A newly launched startup is the latest young company to build itself around a drug discovered in Chinese laboratories.
Hengrui Pharma on Friday said it licensed an experimental heart medicine to a secretive startup called Braveheart Bio. Per deal terms, Braveheart — a company incorporated in Delaware last year that doesn’t yet have a website — will pay Hengrui $32.5 million in cash and an equal amount in its shares for rights outside of Greater China and Taiwan to a drug called HRS-1893. Hengrui could also receive a $10 million payment in the near term, and is eligible for just over $1 billion in future milestones as well as sales royalties should the drug get to market.
With the deal, Braveheart joins other startups this year who’ve turned to China-originated drugs to build a pipeline. Since January, at least 19 privately held U.S. or European companies have licensed drugs from China, according to data compiled by BioPharma Dive. The surge in dealmaking for China-discovered medicines reflect both the sector’s fast growth there as well as the speed by which Chinese companies can bring new medicines into clinical testing.
Hengrui, one of China’s largest drugmakers by market capitalization, has been a beneficiary. Aside from its deal with Braveheart, the company has formed broad partnerships in the last year or so with Merck & Co. and GSK and licensing deals with Merck KGaA and startup Kailera Therapeutics. It also previously licensed a respiratory disease drug to startup Aiolos Bio, which GSK later bought in a $1 billion acquisition.

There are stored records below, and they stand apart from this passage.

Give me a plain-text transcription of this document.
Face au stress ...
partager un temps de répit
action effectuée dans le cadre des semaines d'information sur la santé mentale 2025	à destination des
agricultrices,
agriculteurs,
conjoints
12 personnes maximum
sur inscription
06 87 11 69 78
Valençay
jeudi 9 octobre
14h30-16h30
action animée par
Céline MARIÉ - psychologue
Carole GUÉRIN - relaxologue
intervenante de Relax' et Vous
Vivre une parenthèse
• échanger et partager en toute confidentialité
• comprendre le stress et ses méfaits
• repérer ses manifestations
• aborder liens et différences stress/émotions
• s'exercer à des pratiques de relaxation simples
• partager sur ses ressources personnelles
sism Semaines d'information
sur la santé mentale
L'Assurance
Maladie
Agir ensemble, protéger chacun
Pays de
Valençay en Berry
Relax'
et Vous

Through the deal announced Friday, Braveheart is joining a push to develop better medicines for a progressive heart condition called hypertrophic cardiomyopathy. Bristol Myers Squibb’s Camzyos in 2022 became the first approved medicine for the condition, which is characterized by a potentially deadly stiffening of the heart muscle. Others, like Cytokinetics, Edgewise Therapeutics and Hengrui, are advancing treatments they aim to prove are superior.
Like those medicines, HRS-1893 is a so-called myosin inhibitor designed to make the heart’s contractions less forceful. The drug is currently in Phase 3 testing for the more common “obstructive” form of the condition that Camzyos is approved to treat and Cytokinetics' drug could be cleared for later this year. Phase 1 data were presented at a medical meeting last month and “may confer best-in-class properties,” said Travis Murdoch, Braveheart’s CEO, in a statement.
“We are looking forward to further advancing its potential as a differentiated therapeutic for large and growing unmet needs in cardiovascular disease,” Murdoch added.
Though little is publicly known about Braveheart, the company is backed by a consortium of investors including Forbion and OrbiMed and is focused on heart conditions. It’s led by Murdoch, the former CEO of an immune drug startup, HI-Bio, that Biogen acquired last year.